Das Problem dieser Einteilung ist nur: Sie schreibt eine Situation aus dem 19. Jahrhundert fort, die es längst nicht mehr gibt; als das Bündnis von Thron und Altar Staat und Gesellschaft beherrschte und das Weib dem Manne Untertan war. Die Machtverhältnisse sind heute völlig andere. Frömmelnde Christen sind heute eine Minderheit, Politiker sind nicht mehr souveräne Lenker des Geschehens, sondern getrieben von den täglichen Schlagzeilen und Meinungsumfragen und vor der omnipräsenten Furcht vor dem einen Satz, der den großen Skandal auslöst und ihre Karriere zurückwirft. (An Steinbrück konnte man sehen: Eine einzige, inhaltlich nicht einmal bestreitbare, nur ungeschickt formulierte Aussage genügt, um die Meute aufzuhetzen.) Die Mehrheit stellen kirchenferne Halbchristen, Agnostiker und Atheisten; wortmächtige Journalisten, hochfrequentierte Zeitungen und Blogs, Meinungsforschungsinstitute sind genauso mächtig wie Politiker geworden.

Und was nun das „Opfer-Abo“ angeht, mit breiterer Perspektive ist es kein Monopol etwa der Frauen, Juden oder Zigeuner: Auch Christen wurden und werden verfolgt: Nicht nur im Alten Rom, sondern höchst aktuell, in Afrika, im Nahen Osten und in Asien, stärker als jede andere Religion oder Weltanschauung unserer Zeit. Richtig: Diese Verfolgung gibt es nicht in Deutschland; in Deutschland sind die Christen nicht die Opfer. Aber auch Frauenverfolgung gibt es hierzulande nicht, die Frauenemanzipation ist weiter als jemals zuvor, Deutschland hat eine Bundeskanzlerin, mehrere Ministerinnen und Ministerpräsidentinnen, Konzernchefinnen, renommierte Professorinnen; was an kleinen Optimierungsmöglichkeiten verbleibt, wird sich von selbst mit der Zeit auswachsen. Das Bild von der verbreiteten Frauendiskriminierung ist hoffnungslos übertrieben und dient dem Heer der Frauen- und Gleichstellungsbeauftragten nur dazu, durch Ausweitung der Diskriminierungsdefinition ins Uferlose die eigene Existenz zu rechtfertigen.

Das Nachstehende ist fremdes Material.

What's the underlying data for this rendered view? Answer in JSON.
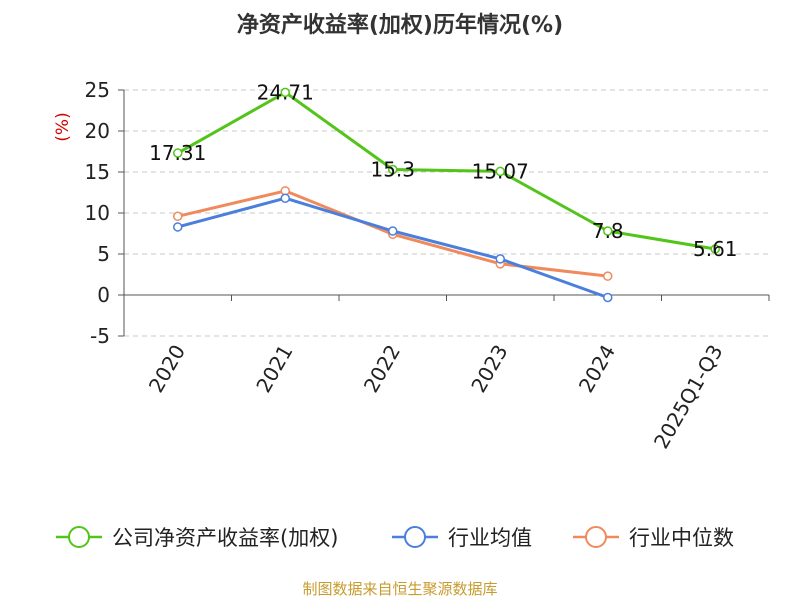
{
  "chart_data": {
    "type": "line",
    "title": "净资产收益率(加权)历年情况(%)",
    "ylabel": "(%)",
    "xlabel": "",
    "categories": [
      "2020",
      "2021",
      "2022",
      "2023",
      "2024",
      "2025Q1-Q3"
    ],
    "ylim": [
      -5,
      25
    ],
    "yticks": [
      25,
      20,
      15,
      10,
      5,
      0,
      -5
    ],
    "grid": true,
    "legend_position": "bottom",
    "series": [
      {
        "name": "公司净资产收益率(加权)",
        "color": "#52c41a",
        "values": [
          17.31,
          24.71,
          15.3,
          15.07,
          7.8,
          5.61
        ],
        "labels": [
          "17.31",
          "24.71",
          "15.3",
          "15.07",
          "7.8",
          "5.61"
        ]
      },
      {
        "name": "行业均值",
        "color": "#4a7fdc",
        "values": [
          8.3,
          11.8,
          7.8,
          4.4,
          -0.3,
          null
        ]
      },
      {
        "name": "行业中位数",
        "color": "#f08a5d",
        "values": [
          9.6,
          12.7,
          7.4,
          3.8,
          2.3,
          null
        ]
      }
    ]
  },
  "source": "制图数据来自恒生聚源数据库"
}
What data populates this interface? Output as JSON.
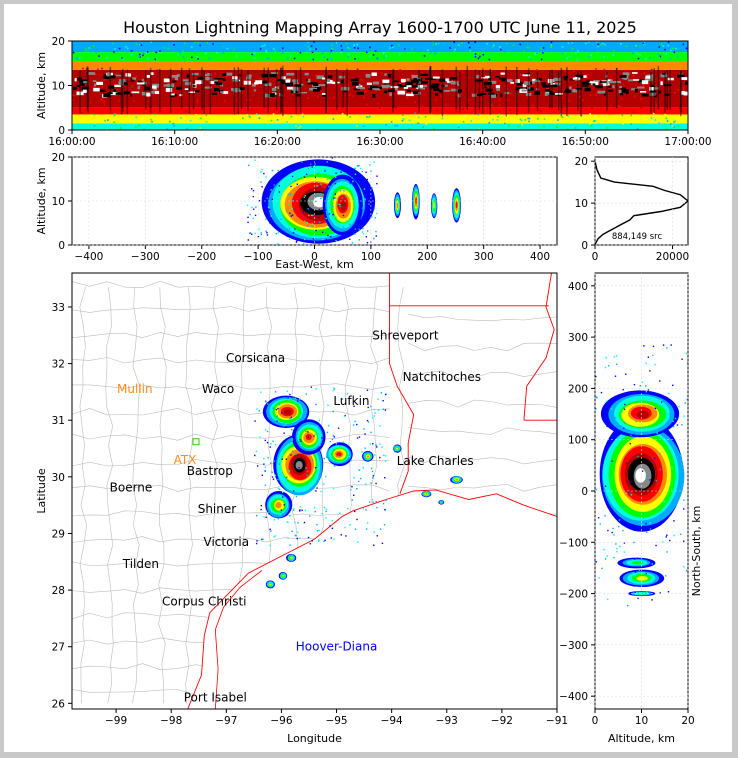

Wenn man es genau ansieht, gibt es keinen faktischen Unterschied: Frauen und Christen, als Kollektivgruppen betrachtet, sind von Deutschland aus gesehen gleichermaßen mächtig oder machtlos, gleichermaßen verfolgt oder nicht verfolgt. Wer ein Recht auf Beleidigung formuliert, der muss es bei beiden Gruppen gleichermaßen anwenden; auch Frauen müssen beleidigt werden dürfen – ober- und unterhalb der Gürtellinie, wie katholische Priester auch.

Loriot hat einmal, gefragt, warum er vergleichsweise selten Politiker und viel öfter Alltagsmenschen karikiert habe, sinngemäß geantwortet, in einer demokratischen Gesellschaft, in welcher der Souverän das Volk sei, müsse Satire der Macht eben Satire des Bürgers sein, weil bei ihm letztlich die Macht liege. Die alte Aufteilung von Oben und Unten, von Obrigkeit und Untertan gibt es nicht mehr. Deshalb muss auch der einzelne Bürger das lernen, was er von der Obrigkeit erwartet: souverän mit Satire, Spott und auch Beleidigungen umzugehen. Als Bürger – und auch als Frau oder Mann, als Christ oder atheistischer Wissenschaftsgläubiger, als Weißer oder Schwarzer; und nicht gleich nach der Sittenpolizei rufen, wenn jemand einen schlechten Witz reißt.